Revised Targets Credit Suisse analyst Joo Ho Kim thinks the results from Royal Bank of Canada followed many of the trends that he’s observed from the Big Six group in the first quarter, emphasizing its “weaker” underlying results.
“While trading did provide a boost to the results, that was overshadowed by an even sharper area of focus, which was net interest margins and expenses,” he said. “On margins, RY softened its near-term guidance, and while the bank is not alone in doing so this quarter, we believe the impact certainly looked worse given its outperformance on the metric last year. RY also wasn’t alone on higher-than-expected expenses this quarter (in fact all the banks missed our expense estimates so far this earnings season), but the magnitude of the increase certainly seemed like it was on the higher end of the group even excluding ‘one-time’ items.”
RBC shares slid 3.6 per cent on Wednesday following the premarket release, which included core cash earnings per share of $3.10, exceeding both Mr. Kim’s $2.95 estimate and the consensus projection on the Street of $2.96.
“Relative to our estimates, the result was driven by higher-than-expected revenues (14 cents [er share, strong trading results here as NII was in line), which more than offset higher expenses (12 cents per share), as PCLs were in line with our estimate,” he said. “The pre-tax pre-provision earnings growth was 12 per cent quarter-over-quarter and 7 per cent year-over-year, in line with our expectations. The bank reported core ROE of 17.1 per cent this quarter, which was up 130 basis points over the quarter. The CET1 ratio of 12.7 per cent was up 10 basis points sequentially. As expected, the bank left its quarterly dividend unchanged at $1.32 per share.”

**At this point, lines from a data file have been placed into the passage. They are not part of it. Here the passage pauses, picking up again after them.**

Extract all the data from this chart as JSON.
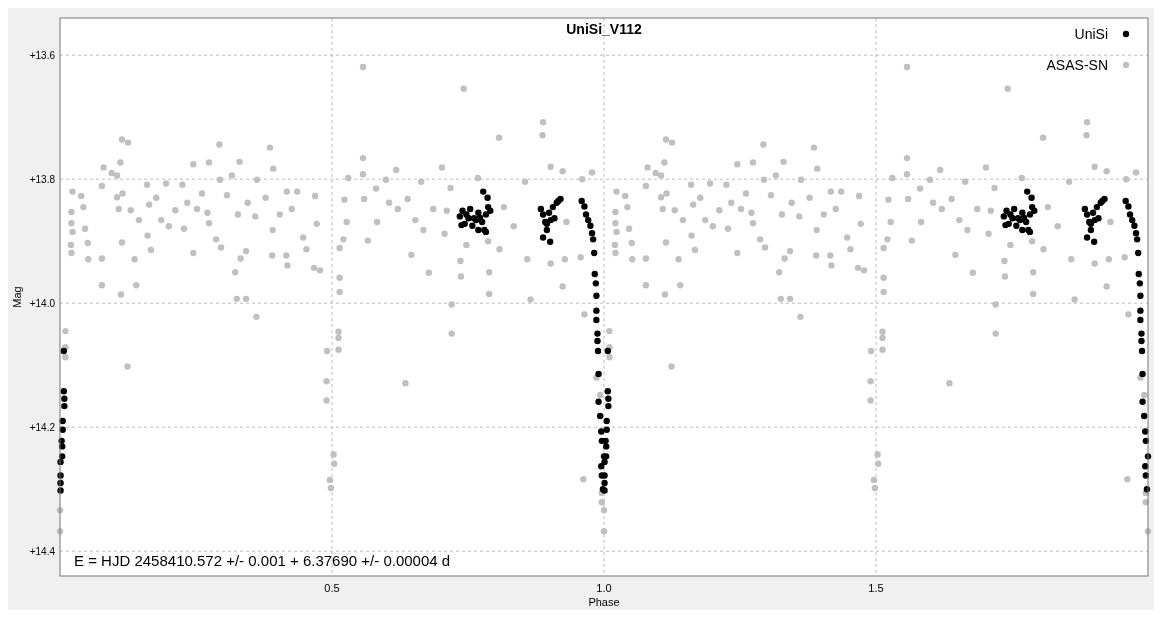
{
  "chart_data": {
    "type": "scatter",
    "title": "UniSi_V112",
    "xlabel": "Phase",
    "ylabel": "Mag",
    "annotations": [
      "E = HJD 2458410.572 +/- 0.001 + 6.37690 +/- 0.00004 d"
    ],
    "xlim": [
      0,
      2
    ],
    "xticks": [
      0.5,
      {
        "value": 1,
        "label": "1.0"
      },
      1.5
    ],
    "ylim": [
      14.44,
      13.54
    ],
    "yticks": [
      {
        "value": 13.6,
        "label": "+13.6"
      },
      {
        "value": 13.8,
        "label": "+13.8"
      },
      {
        "value": 14.0,
        "label": "+14.0"
      },
      {
        "value": 14.2,
        "label": "+14.2"
      },
      {
        "value": 14.4,
        "label": "+14.4"
      }
    ],
    "grid": true,
    "legend": "top right",
    "marker": "circle",
    "series": [
      {
        "name": "UniSi",
        "color": "#000000",
        "x": [
          0.007,
          0.007,
          0.008,
          0.008,
          0.005,
          0.005,
          0.003,
          0.004,
          0.004,
          0.001,
          0.001,
          0.001,
          0.001,
          0.735,
          0.74,
          0.747,
          0.754,
          0.761,
          0.769,
          0.776,
          0.78,
          0.783,
          0.787,
          0.786,
          0.778,
          0.791,
          0.744,
          0.758,
          0.769,
          0.738,
          0.751,
          0.765,
          0.772,
          0.783,
          0.884,
          0.888,
          0.892,
          0.895,
          0.888,
          0.901,
          0.899,
          0.906,
          0.909,
          0.913,
          0.916,
          0.92,
          0.902,
          0.895,
          0.959,
          0.964,
          0.967,
          0.971,
          0.975,
          0.978,
          0.98,
          0.982,
          0.983,
          0.985,
          0.986,
          0.986,
          0.986,
          0.988,
          0.988,
          0.989,
          0.99,
          0.99,
          0.993,
          0.995,
          0.996,
          0.995,
          0.996,
          0.998,
          1.0,
          1.007,
          1.007,
          1.008,
          1.008,
          1.005,
          1.005,
          1.003,
          1.004,
          1.004,
          1.001,
          1.001,
          1.001,
          1.001,
          1.735,
          1.74,
          1.747,
          1.754,
          1.761,
          1.769,
          1.776,
          1.78,
          1.783,
          1.787,
          1.786,
          1.778,
          1.791,
          1.744,
          1.758,
          1.769,
          1.738,
          1.751,
          1.765,
          1.772,
          1.783,
          1.884,
          1.888,
          1.892,
          1.895,
          1.888,
          1.901,
          1.899,
          1.906,
          1.909,
          1.913,
          1.916,
          1.92,
          1.902,
          1.895,
          1.959,
          1.964,
          1.967,
          1.971,
          1.975,
          1.978,
          1.98,
          1.982,
          1.983,
          1.985,
          1.986,
          1.986,
          1.986,
          1.988,
          1.988,
          1.989,
          1.99,
          1.99,
          1.993,
          1.995,
          1.996,
          1.995,
          1.996,
          1.998,
          2.0
        ],
        "values": [
          14.077,
          14.142,
          14.154,
          14.166,
          14.19,
          14.204,
          14.222,
          14.231,
          14.247,
          14.256,
          14.278,
          14.29,
          14.302,
          13.86,
          13.851,
          13.857,
          13.848,
          13.863,
          13.854,
          13.869,
          13.882,
          13.857,
          13.845,
          13.83,
          13.82,
          13.851,
          13.872,
          13.875,
          13.882,
          13.874,
          13.863,
          13.866,
          13.862,
          13.885,
          13.848,
          13.857,
          13.869,
          13.882,
          13.894,
          13.901,
          13.854,
          13.845,
          13.863,
          13.838,
          13.835,
          13.832,
          13.866,
          13.872,
          13.835,
          13.844,
          13.857,
          13.866,
          13.875,
          13.887,
          13.897,
          13.919,
          13.953,
          13.968,
          13.988,
          14.012,
          14.027,
          14.049,
          14.061,
          14.077,
          14.114,
          14.159,
          14.182,
          14.207,
          14.222,
          14.263,
          14.278,
          14.3,
          14.247,
          14.077,
          14.142,
          14.154,
          14.166,
          14.19,
          14.204,
          14.222,
          14.231,
          14.247,
          14.256,
          14.278,
          14.29,
          14.302,
          13.86,
          13.851,
          13.857,
          13.848,
          13.863,
          13.854,
          13.869,
          13.882,
          13.857,
          13.845,
          13.83,
          13.82,
          13.851,
          13.872,
          13.875,
          13.882,
          13.874,
          13.863,
          13.866,
          13.862,
          13.885,
          13.848,
          13.857,
          13.869,
          13.882,
          13.894,
          13.901,
          13.854,
          13.845,
          13.863,
          13.838,
          13.835,
          13.832,
          13.866,
          13.872,
          13.835,
          13.844,
          13.857,
          13.866,
          13.875,
          13.887,
          13.897,
          13.919,
          13.953,
          13.968,
          13.988,
          14.012,
          14.027,
          14.049,
          14.061,
          14.077,
          14.114,
          14.159,
          14.182,
          14.207,
          14.222,
          14.263,
          14.278,
          14.3,
          14.247
        ]
      },
      {
        "name": "ASAS-SN",
        "color": "#c0c0c0",
        "x": [
          0.023,
          0.021,
          0.021,
          0.023,
          0.02,
          0.021,
          0.039,
          0.043,
          0.046,
          0.051,
          0.052,
          0.077,
          0.08,
          0.077,
          0.077,
          0.095,
          0.105,
          0.105,
          0.108,
          0.114,
          0.125,
          0.111,
          0.115,
          0.114,
          0.112,
          0.124,
          0.137,
          0.14,
          0.13,
          0.145,
          0.16,
          0.164,
          0.161,
          0.167,
          0.177,
          0.186,
          0.195,
          0.2,
          0.212,
          0.225,
          0.228,
          0.245,
          0.245,
          0.234,
          0.252,
          0.261,
          0.274,
          0.271,
          0.274,
          0.287,
          0.293,
          0.294,
          0.296,
          0.307,
          0.316,
          0.322,
          0.325,
          0.33,
          0.332,
          0.327,
          0.342,
          0.342,
          0.345,
          0.361,
          0.359,
          0.362,
          0.378,
          0.386,
          0.392,
          0.39,
          0.391,
          0.404,
          0.416,
          0.418,
          0.417,
          0.426,
          0.436,
          0.447,
          0.453,
          0.469,
          0.472,
          0.467,
          0.478,
          0.491,
          0.49,
          0.49,
          0.496,
          0.498,
          0.503,
          0.504,
          0.512,
          0.512,
          0.512,
          0.514,
          0.514,
          0.514,
          0.521,
          0.523,
          0.53,
          0.527,
          0.557,
          0.557,
          0.557,
          0.559,
          0.566,
          0.581,
          0.583,
          0.599,
          0.605,
          0.618,
          0.621,
          0.635,
          0.639,
          0.646,
          0.653,
          0.664,
          0.668,
          0.678,
          0.686,
          0.702,
          0.707,
          0.711,
          0.72,
          0.72,
          0.718,
          0.736,
          0.737,
          0.742,
          0.747,
          0.768,
          0.789,
          0.789,
          0.787,
          0.807,
          0.808,
          0.816,
          0.834,
          0.859,
          0.865,
          0.855,
          0.888,
          0.887,
          0.902,
          0.902,
          0.924,
          0.928,
          0.924,
          0.931,
          0.957,
          0.964,
          0.962,
          0.96,
          0.978,
          0.986,
          0.993,
          0.996,
          1.0,
          0.996,
          0.0,
          0.0,
          0.01,
          0.01,
          0.01,
          1.023,
          1.021,
          1.021,
          1.023,
          1.02,
          1.021,
          1.039,
          1.043,
          1.046,
          1.051,
          1.052,
          1.077,
          1.08,
          1.077,
          1.077,
          1.095,
          1.105,
          1.105,
          1.108,
          1.114,
          1.125,
          1.111,
          1.115,
          1.114,
          1.112,
          1.124,
          1.137,
          1.14,
          1.13,
          1.145,
          1.16,
          1.164,
          1.161,
          1.167,
          1.177,
          1.186,
          1.195,
          1.2,
          1.212,
          1.225,
          1.228,
          1.245,
          1.245,
          1.234,
          1.252,
          1.261,
          1.274,
          1.271,
          1.274,
          1.287,
          1.293,
          1.294,
          1.296,
          1.307,
          1.316,
          1.322,
          1.325,
          1.33,
          1.332,
          1.327,
          1.342,
          1.342,
          1.345,
          1.361,
          1.359,
          1.362,
          1.378,
          1.386,
          1.392,
          1.39,
          1.391,
          1.404,
          1.416,
          1.418,
          1.417,
          1.426,
          1.436,
          1.447,
          1.453,
          1.469,
          1.472,
          1.467,
          1.478,
          1.491,
          1.49,
          1.49,
          1.496,
          1.498,
          1.503,
          1.504,
          1.512,
          1.512,
          1.512,
          1.514,
          1.514,
          1.514,
          1.521,
          1.523,
          1.53,
          1.527,
          1.557,
          1.557,
          1.557,
          1.559,
          1.566,
          1.581,
          1.583,
          1.599,
          1.605,
          1.618,
          1.621,
          1.635,
          1.639,
          1.646,
          1.653,
          1.664,
          1.668,
          1.678,
          1.686,
          1.702,
          1.707,
          1.711,
          1.72,
          1.72,
          1.718,
          1.736,
          1.737,
          1.742,
          1.747,
          1.768,
          1.789,
          1.789,
          1.787,
          1.807,
          1.808,
          1.816,
          1.834,
          1.859,
          1.865,
          1.855,
          1.888,
          1.887,
          1.902,
          1.902,
          1.924,
          1.928,
          1.924,
          1.931,
          1.957,
          1.964,
          1.962,
          1.96,
          1.978,
          1.986,
          1.993,
          1.996,
          2.0,
          1.996,
          1.0,
          1.0,
          1.01,
          1.01,
          1.01
        ],
        "values": [
          13.82,
          13.853,
          13.871,
          13.885,
          13.906,
          13.919,
          13.827,
          13.845,
          13.88,
          13.903,
          13.929,
          13.811,
          13.781,
          13.928,
          13.971,
          13.79,
          13.794,
          13.829,
          13.848,
          13.736,
          13.741,
          13.773,
          13.823,
          13.902,
          13.986,
          14.102,
          13.929,
          13.971,
          13.85,
          13.866,
          13.809,
          13.841,
          13.891,
          13.914,
          13.83,
          13.866,
          13.807,
          13.876,
          13.85,
          13.809,
          13.88,
          13.776,
          13.919,
          13.838,
          13.848,
          13.823,
          13.773,
          13.854,
          13.871,
          13.897,
          13.744,
          13.801,
          13.91,
          13.826,
          13.794,
          13.95,
          13.993,
          13.772,
          13.928,
          13.857,
          13.993,
          13.916,
          13.838,
          14.022,
          13.86,
          13.801,
          13.83,
          13.749,
          13.783,
          13.923,
          13.882,
          13.857,
          13.923,
          13.939,
          13.82,
          13.848,
          13.82,
          13.894,
          13.913,
          13.827,
          13.872,
          13.943,
          13.947,
          14.077,
          14.126,
          14.157,
          14.285,
          14.298,
          14.244,
          14.259,
          14.046,
          14.056,
          14.075,
          13.959,
          13.982,
          13.911,
          13.897,
          13.833,
          13.798,
          13.869,
          13.619,
          13.766,
          13.792,
          13.832,
          13.899,
          13.815,
          13.869,
          13.801,
          13.838,
          13.785,
          13.848,
          14.129,
          13.832,
          13.922,
          13.866,
          13.804,
          13.882,
          13.951,
          13.848,
          13.781,
          13.888,
          13.851,
          14.002,
          14.049,
          13.814,
          13.932,
          13.957,
          13.654,
          13.906,
          13.798,
          13.95,
          13.985,
          13.9,
          13.733,
          13.913,
          13.845,
          13.876,
          13.929,
          13.994,
          13.804,
          13.708,
          13.729,
          13.78,
          13.936,
          13.787,
          13.929,
          13.973,
          13.869,
          13.926,
          14.018,
          14.284,
          13.8,
          13.789,
          14.12,
          14.148,
          14.321,
          14.368,
          14.306,
          14.334,
          14.368,
          14.045,
          14.071,
          14.087,
          13.82,
          13.853,
          13.871,
          13.885,
          13.906,
          13.919,
          13.827,
          13.845,
          13.88,
          13.903,
          13.929,
          13.811,
          13.781,
          13.928,
          13.971,
          13.79,
          13.794,
          13.829,
          13.848,
          13.736,
          13.741,
          13.773,
          13.823,
          13.902,
          13.986,
          14.102,
          13.929,
          13.971,
          13.85,
          13.866,
          13.809,
          13.841,
          13.891,
          13.914,
          13.83,
          13.866,
          13.807,
          13.876,
          13.85,
          13.809,
          13.88,
          13.776,
          13.919,
          13.838,
          13.848,
          13.823,
          13.773,
          13.854,
          13.871,
          13.897,
          13.744,
          13.801,
          13.91,
          13.826,
          13.794,
          13.95,
          13.993,
          13.772,
          13.928,
          13.857,
          13.993,
          13.916,
          13.838,
          14.022,
          13.86,
          13.801,
          13.83,
          13.749,
          13.783,
          13.923,
          13.882,
          13.857,
          13.923,
          13.939,
          13.82,
          13.848,
          13.82,
          13.894,
          13.913,
          13.827,
          13.872,
          13.943,
          13.947,
          14.077,
          14.126,
          14.157,
          14.285,
          14.298,
          14.244,
          14.259,
          14.046,
          14.056,
          14.075,
          13.959,
          13.982,
          13.911,
          13.897,
          13.833,
          13.798,
          13.869,
          13.619,
          13.766,
          13.792,
          13.832,
          13.899,
          13.815,
          13.869,
          13.801,
          13.838,
          13.785,
          13.848,
          14.129,
          13.832,
          13.922,
          13.866,
          13.804,
          13.882,
          13.951,
          13.848,
          13.781,
          13.888,
          13.851,
          14.002,
          14.049,
          13.814,
          13.932,
          13.957,
          13.654,
          13.906,
          13.798,
          13.95,
          13.985,
          13.9,
          13.733,
          13.913,
          13.845,
          13.876,
          13.929,
          13.994,
          13.804,
          13.708,
          13.729,
          13.78,
          13.936,
          13.787,
          13.929,
          13.973,
          13.869,
          13.926,
          14.018,
          14.284,
          13.8,
          13.789,
          14.12,
          14.148,
          14.321,
          14.368,
          14.306,
          14.334,
          14.368,
          14.045,
          14.071,
          14.087
        ]
      }
    ]
  }
}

Though he raised his full-year core cash EPS estimate by 6 cents to $11.98, Mr. Kim cut his target to to $151 from $153, reiterating an “outperform” rating. The average on the Street is $142.21, according to Refinitiv data.
Other analysts making target adjustments include:
* National Bank’s Gabriel Dechaine to $145 from $147 with an “outperform” rating.
“A negative surprise from RY’s Q1/13 results was a mere 1 basis points of sequential NIM expansion (excl. trading),” said Mr. Dechaine. “The bank was caught off guard by the pace of customers switching out of zero cost deposits into higher-cost term deposits (e.g., GICs). RY quantified that GIC deposits grew 18 per cent quarter-over-quarter and 71 per cent year-over-year, with core banking account deposits (lower cost) falling 4 per cent quarter-over-quarter and 7 per cent year-over-year. Looking ahead, the bank is guiding to mid-teens NII growth in Canadian banking for fiscal 2023, with even stronger growth at City National. Given this quarter’s disappointment relative to guidance, we are keeping our expectations in check (i.e. single-digit all-bank NIM expansion this year).”
* Canaccord Genuity’s Scott Chan to $145 from $147 with a “hold” rating.
* CIBC’s Paul Holden to $147 from $150 with an “outperformer” rating.
* Cormark Securities’ Lemar Persaud to $152 from $161 with a “buy” rating.